We're back at the Foreign Ministry now, trying to come up with some fugitive language capable of bridging the gap between Argentine and British positions - about as far apart now as the Falklands and South Sandwich! Outside the crowds of chanting people have reappeared - AR-GEN-TIN-A! AR-GEN-TIN-A! - a handsome lot on the whole with little hostility evident at this point and probably here on an Easter Saturday lark. Indeed, the mood here seems much less rambunctious than the demonstration earlier today, when the US was booed as loudly as Great Britain, Cuba was cheered, and cries of THATCHER PUTA filled the vast Plaza de Mayo. Will the college-like enthusiasm hereabouts long endure if war really does break out? I look at these faces - a lot of teenagers in the crowd, and moms with kiddies, numerous young fathers - and think of the body bags coming back from those desolate wind-swept pieces of rock in the South Atlantic. When and if they do, will you still find crowds on the Plaza de Mayo shouting GUERRA! GUERRA! ???? The same thought is on Haig's mind: during one of the breaks in this afternoon's interminable hang-around session in the Foreign Ministry I mention it to him - and will be startled some days from now, in the course of Round Two, when I learn from news leaks that he used essentially the same line on one of the junta members during a private talk ...

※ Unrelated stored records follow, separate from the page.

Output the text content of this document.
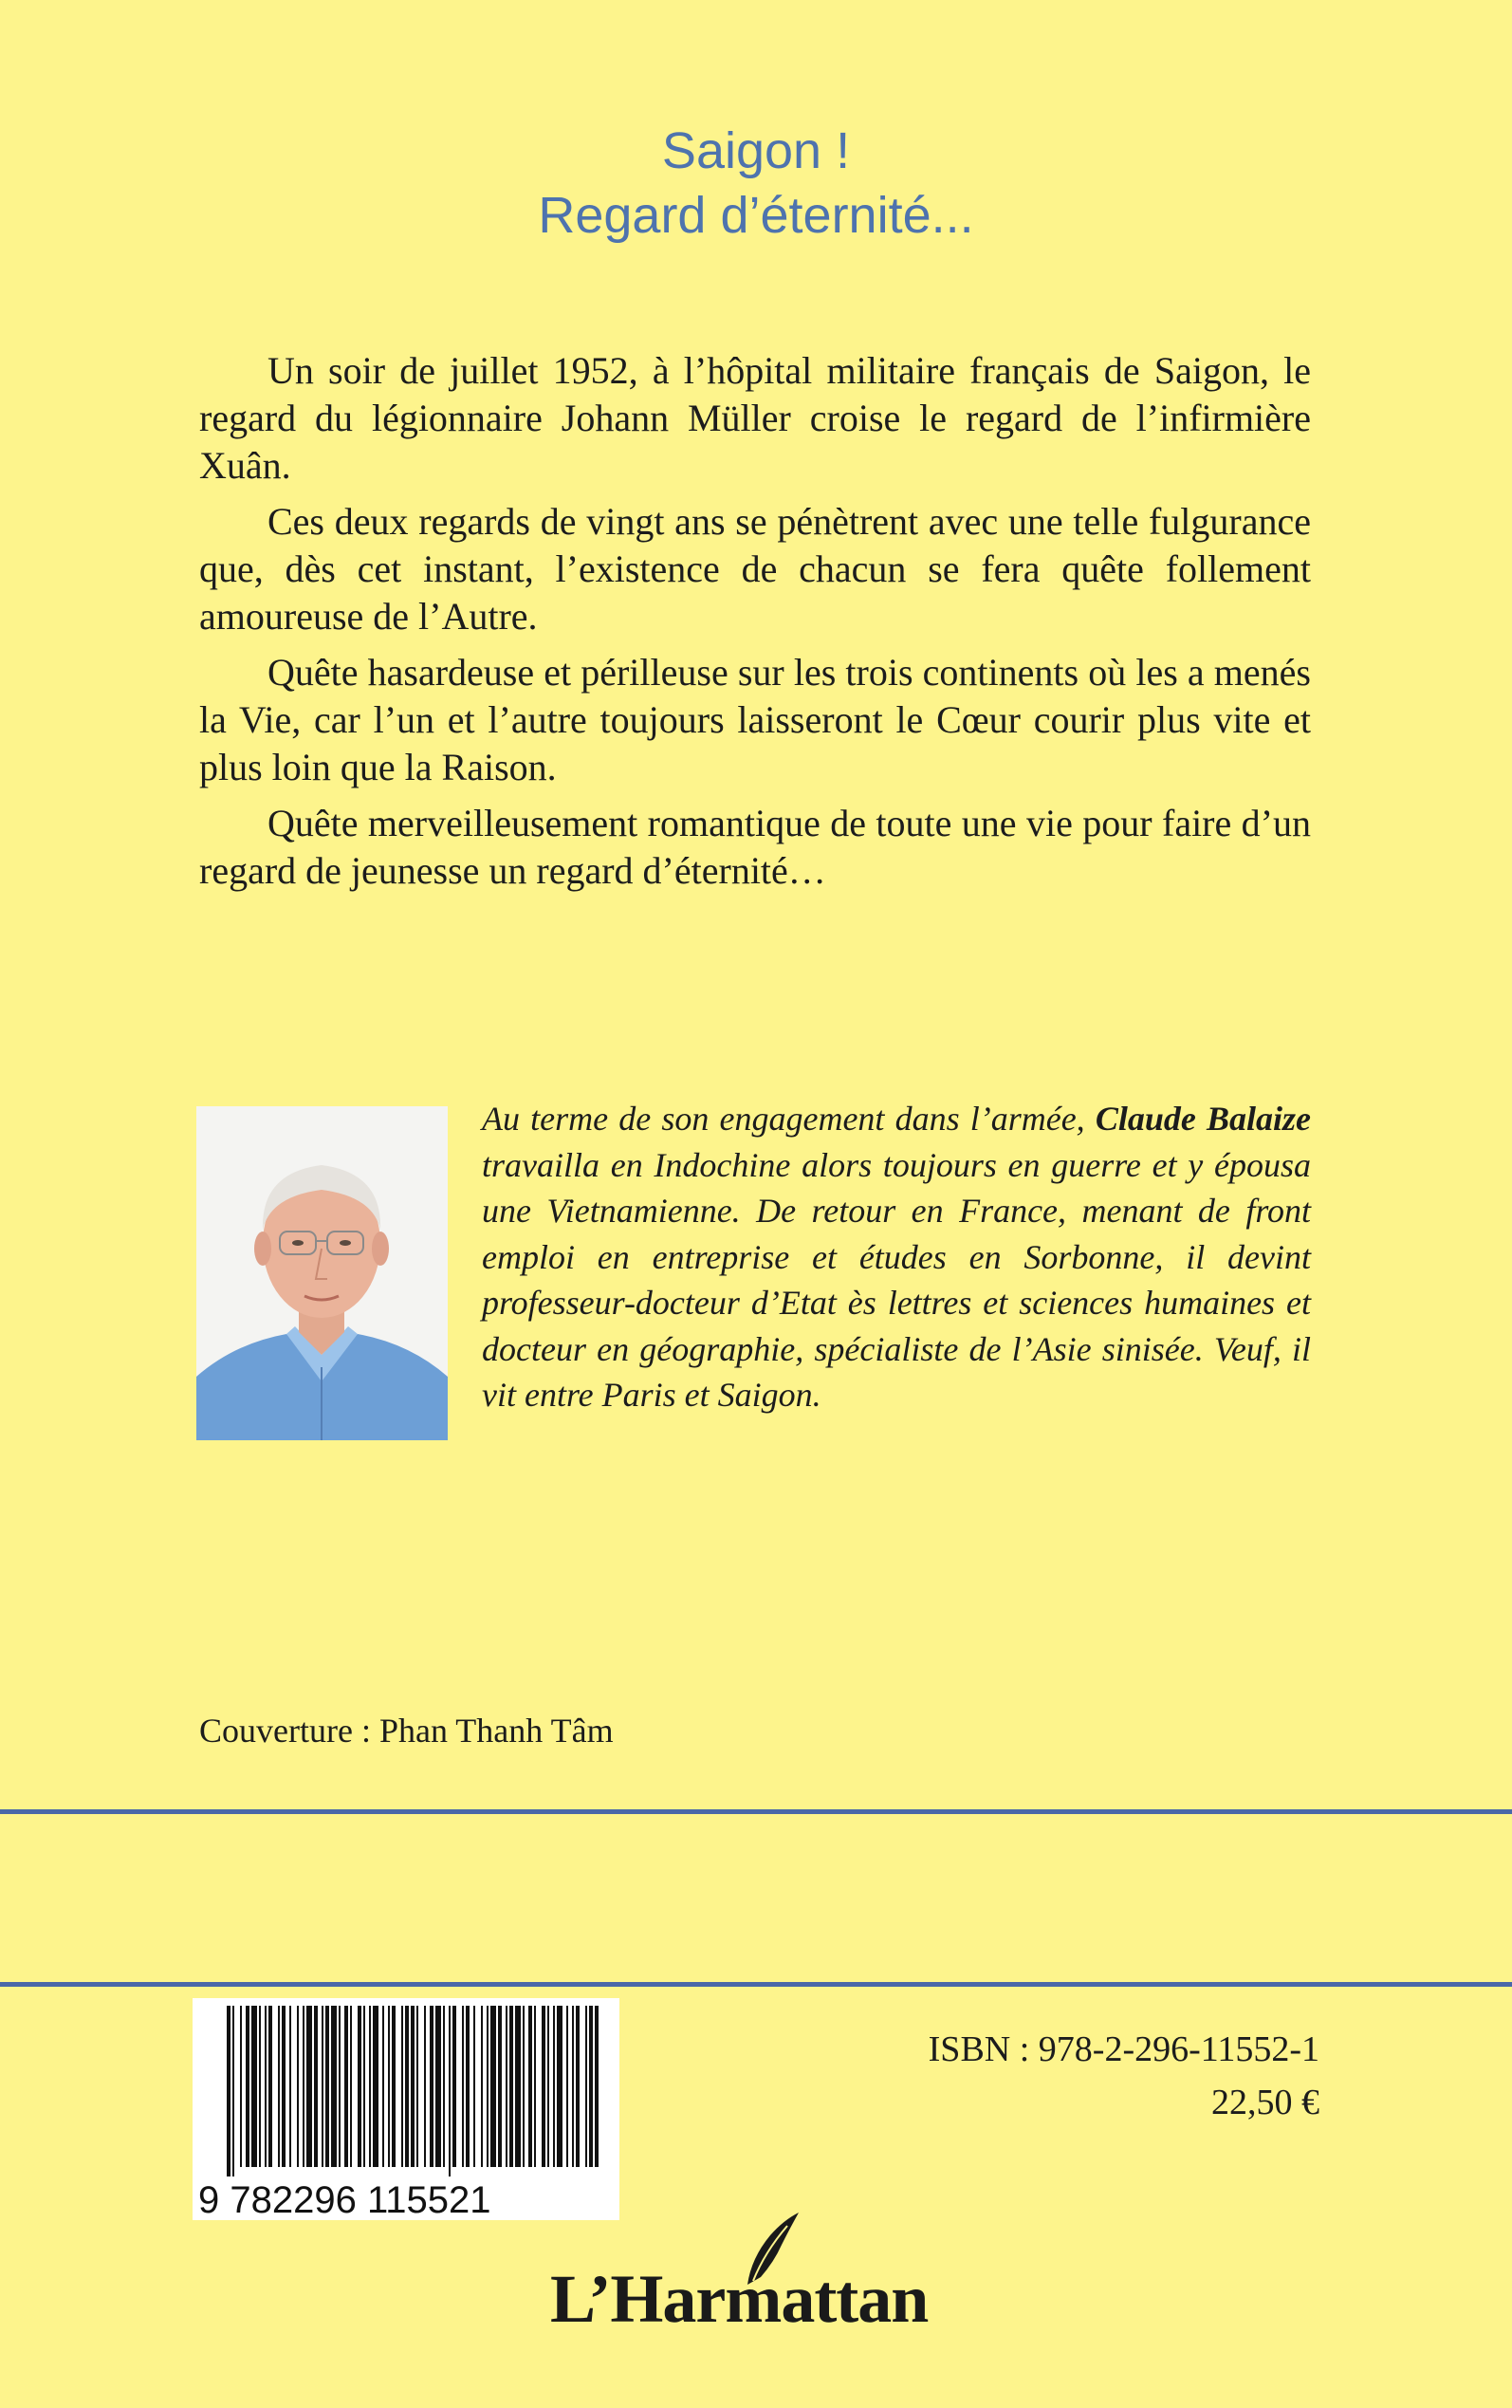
Saigon !
Regard d’éternité...

Un soir de juillet 1952, à l’hôpital militaire français de Saigon, le regard du légionnaire Johann Müller croise le regard de l’infirmière Xuân.

Ces deux regards de vingt ans se pénètrent avec une telle fulgurance que, dès cet instant, l’existence de chacun se fera quête follement amoureuse de l’Autre.

Quête hasardeuse et périlleuse sur les trois continents où les a menés la Vie, car l’un et l’autre toujours laisseront le Cœur courir plus vite et plus loin que la Raison.

Quête merveilleusement romantique de toute une vie pour faire d’un regard de jeunesse un regard d’éternité…

Au terme de son engagement dans l’armée, Claude Balaize travailla en Indochine alors toujours en guerre et y épousa une Vietnamienne. De retour en France, menant de front emploi en entreprise et études en Sorbonne, il devint professeur-docteur d’Etat ès lettres et sciences humaines et docteur en géographie, spécialiste de l’Asie sinisée. Veuf, il vit entre Paris et Saigon.
Couverture : Phan Thanh Tâm
9 782296 115521
ISBN : 978-2-296-11552-1
22,50 €
L’Harmattan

. Haig is moving on from the Palácio de San Martín to the Casa Rosada for a private working dinner with Galtieri, and it may be a final attempt to moves the Argies off their present rigidity (following our joint drafting session with Costa Mendez & Co. the sumbitch [sic] sent us back a totally unacceptable proposal concerning interim administrative arranges on the Falklands, the thrust of which would establish Argentine sovereignty as a pre-condition; it's a piece of paper which the Secretary can't possibly take to London, and so he is now grimly muttering about breaking off the business and returning to Washington tonight!). The rest of the party are on stand-by at the Sheraton, where I join Gompert, Bob Funseth, and Dean Finscher in Las Pampas, the hotel's coffee shop in whose ultra-gringo appointments we have plenty of time to put away a delicious plate of Argentine tenderloin. Haig and Tom Enders will not return to the hotel until 2:15 in the morning, and when they finally do, we have a gang of NIACT IMMEDIATES [secret telegrams] to get out to Barbados, where the President and his entourage are now Easter vacationing. Enders and his ARA staffers think they have made some workable progress, and maybe Haig does too. To sleep-starved me, however, the whole thing looks like a busted flush - I can't believe Maggie Thatcher will buy on [sic] to the ill-defined arrangements ("woolly", to use the PM's wonderful word) outlined in this latest piece of paper, particularly the one which seems to call for Argentine sovereignty over the islands by no later than December of this year. Yet as of now we are definitely going back to London tomorrow - or rather today - with the clock winding down very fast (as of 4 a.m. Monday morning Argentine time - 24 hours from now - the British naval attack orders will be in effect throughout the 200 nautical mile exclusion zone they have declared around the Falklands). If that Dean Martin/Jerry Lewis Sailor Beware [fo.157 begins] title seemed ironically relevant, what about my Simone de Beauvoir? - with the US caught in the middle between two friends, we might well be headed toward La Cérémonie Des Adieux.